Pendant l’impact, la jambe du défenestré buta contre une des poubelles, laquelle s’envola dans les air en decrivant une trajectoire parabolique dont neev aurait tout à fait été capable de calculer l’équation (il a-do-rait la Physique le pauvre vieux, dommage qu’il vienne tout juste de crever). Toute chose ayant une fin (même les cours de Physique), la poubelle acheva sa trajectoire au milieu du pare-brise d’un bus rempli de gens se rendant à contre-coeur au travail. Les bris de verre arrosèrent la moitié de ces connards, ce qui aurait sans nul doute ravi le défunt. Mais le plus touché fût le chauffeur qui se mangea la poubelle volante en plus des bouts de plexiglas encastrés profondément dans la peau. En bon agent RATP qu’il est, le chauffeur avertit immédiatement tous ses collègues qu’il venait d’être victime d’une « agression barbare sans précédent dont l’ignominie n’a d’égal que la cruauté » (ils ont le sens de la formule ces cons-là), provoquant ainsi une grève surprise immédiate dans toute l’Ile-de-France. Quatre heures plus tard, les rues de Paris étaient gorgées de monde : une minorité (40.000) de cheminots-manifestants, et une majorité (4.000.000) très bruyante de gens qui n’avaient rien à foutre là mais qui, ne pouvant aller bosser, décidèrent d’aller dire aux cheminots leur quatre vérités. Ce qui devait arriver arriva, des échouffourées commencèrent aux quatre coins de la capitale, créant une cinquantaine de départs d’incendies et plus de 80 morts en moins d’un quart d’heure. 81 morts si l’on compte neev qui pendant ce temps gisait dans une mare de sang, alors que des rats commençaient à entamer ses intestins.

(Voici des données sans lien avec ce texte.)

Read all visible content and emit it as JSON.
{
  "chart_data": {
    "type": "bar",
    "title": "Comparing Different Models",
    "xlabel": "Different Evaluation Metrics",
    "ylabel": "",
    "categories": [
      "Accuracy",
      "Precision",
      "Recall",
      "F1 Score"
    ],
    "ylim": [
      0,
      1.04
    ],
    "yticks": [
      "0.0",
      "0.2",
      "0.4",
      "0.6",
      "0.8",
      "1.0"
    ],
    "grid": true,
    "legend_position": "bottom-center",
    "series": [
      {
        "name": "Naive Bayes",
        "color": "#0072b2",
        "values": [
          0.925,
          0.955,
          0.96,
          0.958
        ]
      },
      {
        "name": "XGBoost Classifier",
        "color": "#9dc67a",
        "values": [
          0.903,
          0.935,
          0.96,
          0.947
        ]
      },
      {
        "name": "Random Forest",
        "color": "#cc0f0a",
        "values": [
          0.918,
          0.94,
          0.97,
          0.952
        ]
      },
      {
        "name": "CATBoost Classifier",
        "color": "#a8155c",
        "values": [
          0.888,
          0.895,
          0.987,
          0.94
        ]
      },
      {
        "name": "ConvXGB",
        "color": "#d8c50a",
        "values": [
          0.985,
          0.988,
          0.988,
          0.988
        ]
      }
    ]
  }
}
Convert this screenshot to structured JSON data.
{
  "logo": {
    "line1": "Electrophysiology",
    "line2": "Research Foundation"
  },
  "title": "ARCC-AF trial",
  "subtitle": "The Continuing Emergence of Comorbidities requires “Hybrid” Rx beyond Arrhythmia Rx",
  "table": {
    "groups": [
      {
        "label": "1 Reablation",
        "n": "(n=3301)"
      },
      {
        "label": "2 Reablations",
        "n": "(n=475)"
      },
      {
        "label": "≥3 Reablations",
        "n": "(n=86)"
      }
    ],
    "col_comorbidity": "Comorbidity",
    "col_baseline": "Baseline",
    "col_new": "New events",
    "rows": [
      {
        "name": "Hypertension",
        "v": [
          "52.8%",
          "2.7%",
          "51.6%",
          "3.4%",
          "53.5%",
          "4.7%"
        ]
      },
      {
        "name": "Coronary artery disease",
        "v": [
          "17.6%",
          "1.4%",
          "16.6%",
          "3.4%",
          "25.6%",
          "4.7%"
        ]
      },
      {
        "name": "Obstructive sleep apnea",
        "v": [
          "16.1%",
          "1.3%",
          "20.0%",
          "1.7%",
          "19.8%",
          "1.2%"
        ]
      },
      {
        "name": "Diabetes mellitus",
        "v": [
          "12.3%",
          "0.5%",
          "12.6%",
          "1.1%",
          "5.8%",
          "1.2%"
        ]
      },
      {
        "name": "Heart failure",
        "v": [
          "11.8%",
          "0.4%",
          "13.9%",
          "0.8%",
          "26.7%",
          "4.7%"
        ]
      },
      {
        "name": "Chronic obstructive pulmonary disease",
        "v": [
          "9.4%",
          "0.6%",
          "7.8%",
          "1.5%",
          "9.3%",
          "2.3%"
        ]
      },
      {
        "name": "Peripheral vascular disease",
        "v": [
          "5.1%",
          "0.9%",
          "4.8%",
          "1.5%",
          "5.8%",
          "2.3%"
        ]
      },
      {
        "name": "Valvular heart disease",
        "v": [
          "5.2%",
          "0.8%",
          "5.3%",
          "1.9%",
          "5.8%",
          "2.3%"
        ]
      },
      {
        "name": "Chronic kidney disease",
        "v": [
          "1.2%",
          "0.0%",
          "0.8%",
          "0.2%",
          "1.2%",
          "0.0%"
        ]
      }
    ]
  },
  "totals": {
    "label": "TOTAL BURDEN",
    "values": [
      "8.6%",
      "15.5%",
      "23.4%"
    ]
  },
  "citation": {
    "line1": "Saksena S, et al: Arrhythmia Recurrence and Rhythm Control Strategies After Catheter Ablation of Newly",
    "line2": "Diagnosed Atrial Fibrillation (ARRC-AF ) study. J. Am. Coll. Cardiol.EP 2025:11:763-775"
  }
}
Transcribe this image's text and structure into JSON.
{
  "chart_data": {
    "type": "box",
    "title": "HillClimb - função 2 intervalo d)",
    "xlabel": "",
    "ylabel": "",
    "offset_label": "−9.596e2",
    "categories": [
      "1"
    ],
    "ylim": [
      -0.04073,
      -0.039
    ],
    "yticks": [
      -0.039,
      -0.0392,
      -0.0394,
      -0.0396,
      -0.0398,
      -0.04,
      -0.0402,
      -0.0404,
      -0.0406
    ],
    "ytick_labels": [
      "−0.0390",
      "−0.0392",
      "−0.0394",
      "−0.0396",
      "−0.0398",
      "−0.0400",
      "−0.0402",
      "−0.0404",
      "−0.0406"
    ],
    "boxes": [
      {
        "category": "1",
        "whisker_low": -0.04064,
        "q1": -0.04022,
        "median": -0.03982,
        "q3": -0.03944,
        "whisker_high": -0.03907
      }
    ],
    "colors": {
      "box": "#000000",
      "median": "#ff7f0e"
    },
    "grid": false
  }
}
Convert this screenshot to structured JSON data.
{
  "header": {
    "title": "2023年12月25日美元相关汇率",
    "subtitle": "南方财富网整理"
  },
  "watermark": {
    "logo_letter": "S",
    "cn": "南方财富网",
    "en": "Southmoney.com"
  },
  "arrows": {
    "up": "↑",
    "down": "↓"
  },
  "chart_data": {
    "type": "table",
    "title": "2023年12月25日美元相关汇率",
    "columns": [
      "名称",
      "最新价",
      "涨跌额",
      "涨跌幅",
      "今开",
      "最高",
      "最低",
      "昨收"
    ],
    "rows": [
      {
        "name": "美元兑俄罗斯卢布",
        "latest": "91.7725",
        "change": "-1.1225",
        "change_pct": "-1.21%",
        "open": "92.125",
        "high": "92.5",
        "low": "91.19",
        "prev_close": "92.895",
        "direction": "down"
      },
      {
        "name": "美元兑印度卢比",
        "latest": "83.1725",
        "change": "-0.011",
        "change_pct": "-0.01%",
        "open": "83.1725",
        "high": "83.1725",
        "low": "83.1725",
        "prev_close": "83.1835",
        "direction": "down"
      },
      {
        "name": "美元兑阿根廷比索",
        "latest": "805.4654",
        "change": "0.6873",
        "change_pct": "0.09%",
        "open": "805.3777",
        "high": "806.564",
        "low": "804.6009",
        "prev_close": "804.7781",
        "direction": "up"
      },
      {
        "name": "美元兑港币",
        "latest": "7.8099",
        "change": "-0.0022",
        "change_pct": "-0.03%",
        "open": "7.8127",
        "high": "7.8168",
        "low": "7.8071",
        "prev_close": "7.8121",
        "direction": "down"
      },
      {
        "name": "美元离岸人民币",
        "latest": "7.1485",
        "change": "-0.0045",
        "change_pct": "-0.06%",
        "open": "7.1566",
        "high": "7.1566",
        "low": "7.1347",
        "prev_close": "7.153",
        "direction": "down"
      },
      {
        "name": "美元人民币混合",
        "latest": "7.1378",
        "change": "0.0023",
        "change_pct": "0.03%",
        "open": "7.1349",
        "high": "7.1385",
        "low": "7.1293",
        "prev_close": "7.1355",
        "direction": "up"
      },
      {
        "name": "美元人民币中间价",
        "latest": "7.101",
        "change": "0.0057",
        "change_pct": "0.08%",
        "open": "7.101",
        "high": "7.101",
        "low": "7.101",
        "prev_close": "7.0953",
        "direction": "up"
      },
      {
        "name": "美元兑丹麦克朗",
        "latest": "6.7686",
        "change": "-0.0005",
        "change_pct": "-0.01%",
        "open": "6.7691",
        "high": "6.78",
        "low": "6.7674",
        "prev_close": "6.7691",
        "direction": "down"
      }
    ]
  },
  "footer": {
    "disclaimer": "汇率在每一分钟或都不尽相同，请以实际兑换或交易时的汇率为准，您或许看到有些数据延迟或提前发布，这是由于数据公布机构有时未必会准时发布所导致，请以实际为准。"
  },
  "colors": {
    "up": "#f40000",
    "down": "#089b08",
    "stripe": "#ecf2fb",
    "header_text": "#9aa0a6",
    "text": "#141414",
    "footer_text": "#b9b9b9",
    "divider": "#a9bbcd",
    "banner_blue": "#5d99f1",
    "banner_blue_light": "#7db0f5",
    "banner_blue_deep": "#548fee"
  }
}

Croyant à une révolte, le Premier Ministre Jean-Pierre Raffarin fit preuve une fois de plus d’une extrême compétence en envoyant l’armée sur la population dans les rues de Paris, prouvant par la même occasion au monde entier que non, l’Armée Française N’EST PAS vieillissante : y a qu’à voir la boucherie qu’elle est entrain de faire. La violence entraînant la violence, la population supérieure en nombre se rebiffa et s’empara des fusils d’assaut des militaires venus les tuer. On donna alors l’ordre d’envoyer les bombardiers arroser Paris, jusqu’à ce que l’ordre soit rétabli (=jusqu’à ce que tout le monde soit mort). Les festivités continuèrent ainsi jusqu’au soir, lorsque ce qu’il reste de Paris fût vidé de tout signe de vie.
(*) Le rapport d’expertise montre que de toutes manières le lait avait tourné, ce qui après ingurgitation aurait probablement provoqué un empoisonnement alimentaire ou une hémorragie interne. Et peut-être même une invasion de sauterelles ou une explosion thermonucléaire, on ne peut pas trop savoir tant ce connard avait la poisse. »
— -== Et vous, comment ça va ? ==—
L’ambition. Ca, c’est vraiment détestable. Tous ces gens prêts aux pires bassesses pour avoir un poste qui leur permet de grimper dans la sacro-sainte échelle sociale. Comme si ça allait changer leur vie. Comme si ça allait faire d’eux de meilleurs êtres humains.